生野慈朗監督。
東野圭吾原作。
小田和正(言葉にできない)音楽。
山田孝之、玉山鉄二、沢尻エリカ、吹石一恵、尾上寛之、田中要次、鷲尾真知子、高田敏江、吹越満、風間杜夫、杉浦直樹出演。
『兄貴、元気ですか?
これが最後の手紙です。』
工場で働く20歳の武島直貴(山田孝之)。職場の人間ともまるで打ち解けず、人目を避けるように暮らしていた。それというのも唯一の家族である兄・剛志(玉山鉄二)が、愛する弟のことを思うがままに、直貴の大学進学のための学費欲しさに、盗みに入った家で誤って老婆を殺してしまい、兄が刑務所に入っているからだった・・・。
兄が罪を犯したのは、自分のせいだ。そう自責する直貴は、せめてもの償いにと服役中の兄から届く手紙に丁寧な返事を書き続けていた。
そんなある日、更生した元服役囚と出会った直貴は、一度はあきらめたお笑い芸人の夢に再び挑戦しようと決意する。しかし、どこへ行っても“人殺しの弟”とゆうレッテルを張られる日々が続く・・・。直貴は次第に、兄への返事の手紙を書かなくなっていってしまう・・・兄にとっては唯一の“弟”とのつながりであったものが。。。
しかし、そんな直貴の環境でも、支えとなってくれる女性がいた。同じ職場の食堂で働く由美子(沢尻エリカ)である。

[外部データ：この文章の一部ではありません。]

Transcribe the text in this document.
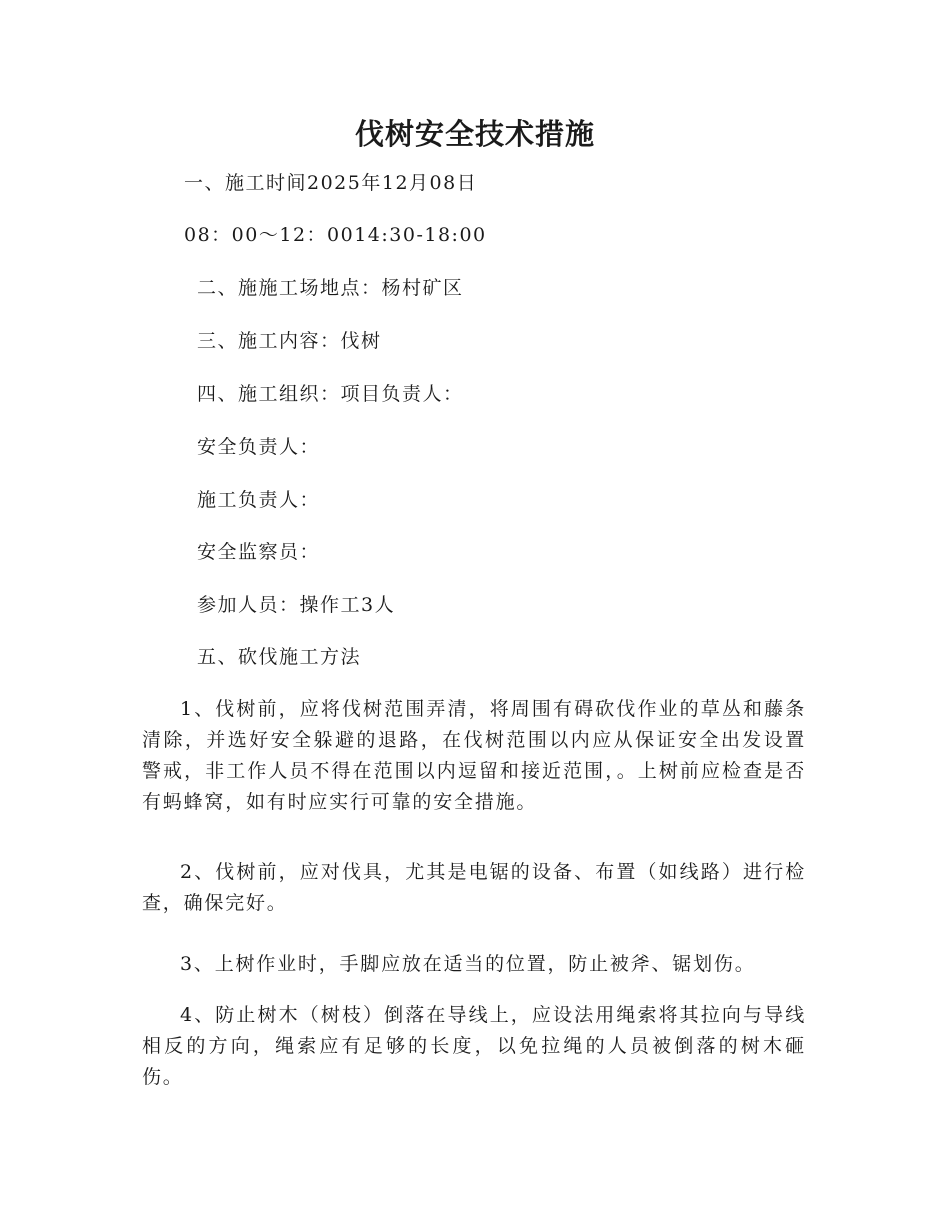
伐树安全技术措施
一、施工时间2025年12月08日
08：00～12：0014:30-18:00
二、施施工场地点：杨村矿区
三、施工内容：伐树
四、施工组织：项目负责人：
安全负责人：
施工负责人：
安全监察员：
参加人员：操作工3人
五、砍伐施工方法

1、伐树前，应将伐树范围弄清，将周围有碍砍伐作业的草丛和藤条清除，并选好安全躲避的退路，在伐树范围以内应从保证安全出发设置警戒，非工作人员不得在范围以内逗留和接近范围，。上树前应检查是否有蚂蜂窝，如有时应实行可靠的安全措施。

2、伐树前，应对伐具，尤其是电锯的设备、布置（如线路）进行检查，确保完好。

3、上树作业时，手脚应放在适当的位置，防止被斧、锯划伤。

4、防止树木（树枝）倒落在导线上，应设法用绳索将其拉向与导线相反的方向，绳索应有足够的长度，以免拉绳的人员被倒落的树木砸伤。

最初はうっとおしく構っていた直貴だったのが、何かを背負っている、そんな直貴に近づく、そんな由美子も実は・・・・。
レイトショーで観てきました久々の一人での映画、よかった。てゆうか、そんなんじゃない・・・この映画を観て、いや出会えてよかった
手紙の原作者である、東野ファンであるはずなのに、これは読んでなかったってゆうことだけが心残りでした。。
そんで今日が『手紙』の近くのシネコン最後のレイトショーの日だったんです。それもあったせいか、お客さんかなり多かった
んでやっぱり女性が多かったかな?これは一人で観に行っても正解だったなって僕は思ってます
これは単なる感動作じゃない・・・こっちが考えさせられ、そして考えなくてはならない作品だった。

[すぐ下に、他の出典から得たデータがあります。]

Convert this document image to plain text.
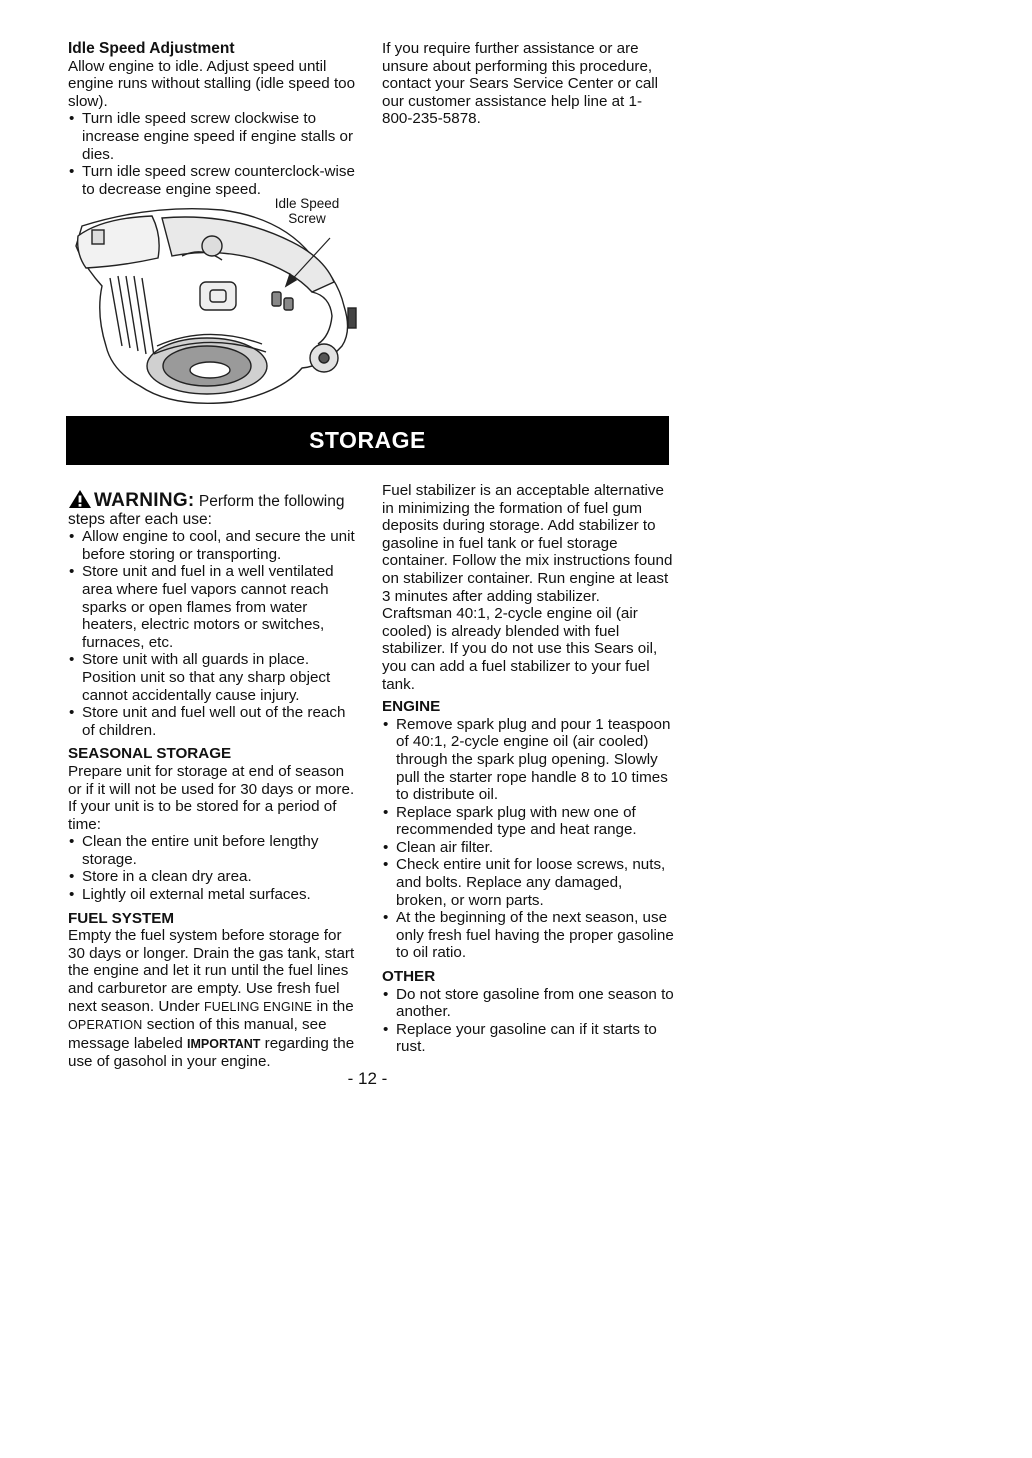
Idle Speed Adjustment

Allow engine to idle. Adjust speed until engine runs without stalling (idle speed too slow).

• Turn idle speed screw clockwise to increase engine speed if engine stalls or dies.
• Turn idle speed screw counterclock-wise to decrease engine speed.
Idle Speed
Screw

If you require further assistance or are unsure about performing this procedure, contact your Sears Service Center or call our customer assistance help line at 1-800-235-5878.

STORAGE

WARNING: Perform the following steps after each use:

• Allow engine to cool, and secure the unit before storing or transporting.
• Store unit and fuel in a well ventilated area where fuel vapors cannot reach sparks or open flames from water heaters, electric motors or switches, furnaces, etc.
• Store unit with all guards in place. Position unit so that any sharp object cannot accidentally cause injury.
• Store unit and fuel well out of the reach of children.

SEASONAL STORAGE

Prepare unit for storage at end of season or if it will not be used for 30 days or more. If your unit is to be stored for a period of time:

• Clean the entire unit before lengthy storage.
• Store in a clean dry area.
• Lightly oil external metal surfaces.

FUEL SYSTEM

Empty the fuel system before storage for 30 days or longer. Drain the gas tank, start the engine and let it run until the fuel lines and carburetor are empty. Use fresh fuel next season. Under FUELING ENGINE in the OPERATION section of this manual, see message labeled IMPORTANT regarding the use of gasohol in your engine.

Fuel stabilizer is an acceptable alternative in minimizing the formation of fuel gum deposits during storage. Add stabilizer to gasoline in fuel tank or fuel storage container. Follow the mix instructions found on stabilizer container. Run engine at least 3 minutes after adding stabilizer.

Craftsman 40:1, 2-cycle engine oil (air cooled) is already blended with fuel stabilizer. If you do not use this Sears oil, you can add a fuel stabilizer to your fuel tank.

ENGINE

• Remove spark plug and pour 1 teaspoon of 40:1, 2-cycle engine oil (air cooled) through the spark plug opening. Slowly pull the starter rope handle 8 to 10 times to distribute oil.
• Replace spark plug with new one of recommended type and heat range.
• Clean air filter.
• Check entire unit for loose screws, nuts, and bolts. Replace any damaged, broken, or worn parts.
• At the beginning of the next season, use only fresh fuel having the proper gasoline to oil ratio.

OTHER

• Do not store gasoline from one season to another.
• Replace your gasoline can if it starts to rust.
- 12 -
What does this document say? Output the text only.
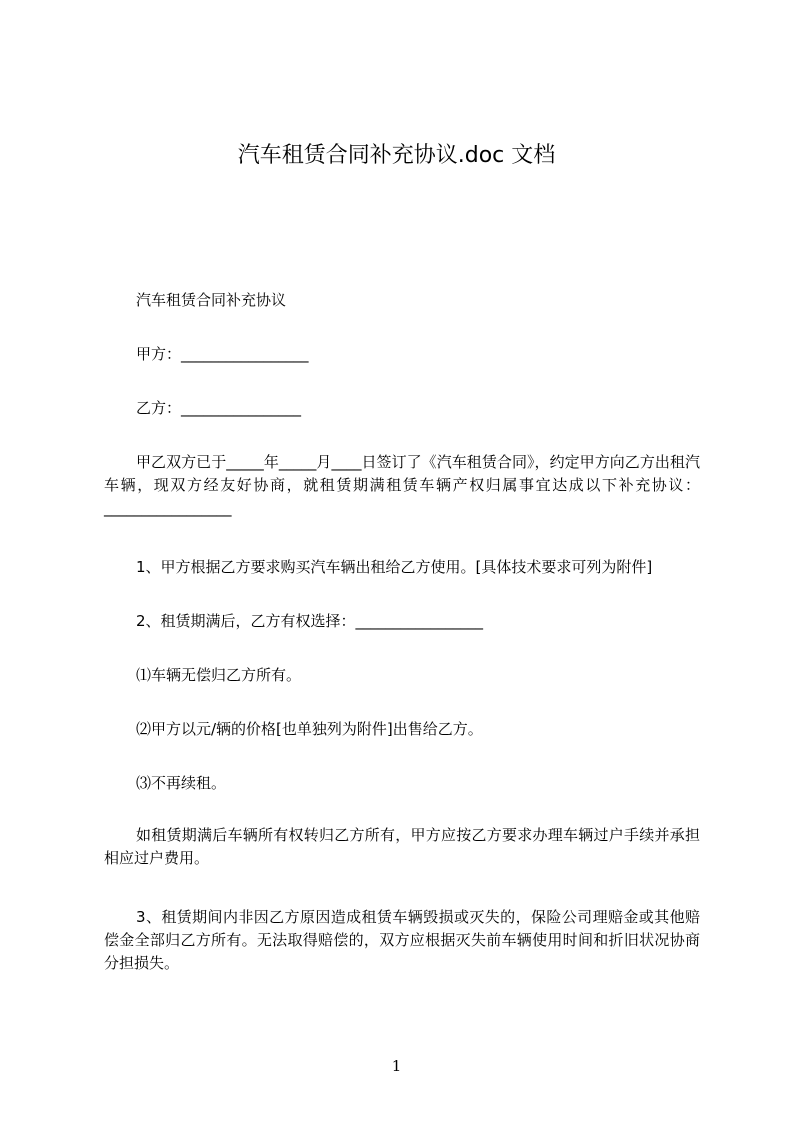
汽车租赁合同补充协议.doc 文档

汽车租赁合同补充协议

甲方：_________________

乙方：________________

甲乙双方已于_____年_____月____日签订了《汽车租赁合同》，约定甲方向乙方出租汽车辆，现双方经友好协商，就租赁期满租赁车辆产权归属事宜达成以下补充协议：_________________

1、甲方根据乙方要求购买汽车辆出租给乙方使用。[具体技术要求可列为附件]

2、租赁期满后，乙方有权选择：_________________

⑴车辆无偿归乙方所有。

⑵甲方以元/辆的价格[也单独列为附件]出售给乙方。

⑶不再续租。

如租赁期满后车辆所有权转归乙方所有，甲方应按乙方要求办理车辆过户手续并承担相应过户费用。

3、租赁期间内非因乙方原因造成租赁车辆毁损或灭失的，保险公司理赔金或其他赔偿金全部归乙方所有。无法取得赔偿的，双方应根据灭失前车辆使用时间和折旧状况协商分担损失。

1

もちろん感動もあっての映画だったと思うけど、ただ単に、泣けた~って言って済むようなことを扱った作品じゃないですよね。
罪を犯してしまった人だけが苦しむんじゃない。本人と繋がってる人、全員にふりかかってくるものなんだ。そして、それを忌み嫌う現代の人々・・・これからも逃げることは出来ない。でも、そこからまた立ち直っていくことは出来るじゃないか
『元々あった一本の糸を二本、三本と増やしていけばいいんだ。。。』
ここの、ケーズ電気社長(杉浦直樹)と、直貴とのやりとりの場面はよかった最初は僕直貴に100%に近いくらいで味方ってゆうか、直貴目線でこのシーン観てたから、『差別される僕が悪いってゆうんですか!!』ってゆう直貴の発言に普通に頷いてた。。。でも、社長の話を聞いているにつれて、理解するべき世界がどんどんと広がっていって、上のような言葉には心打たれましたね
ここで、初めて直貴が由美子が勝手に直貴に代わって手紙を送っていたことを知る。それに伴って、直貴は今までしてきたことを振り返る。そしてまた、由美子の過去をも知る。。逃げてばかりではいけないんだけど、常に降りかかってくる差別・・・自分は何もしていない“はず”なのに・・・。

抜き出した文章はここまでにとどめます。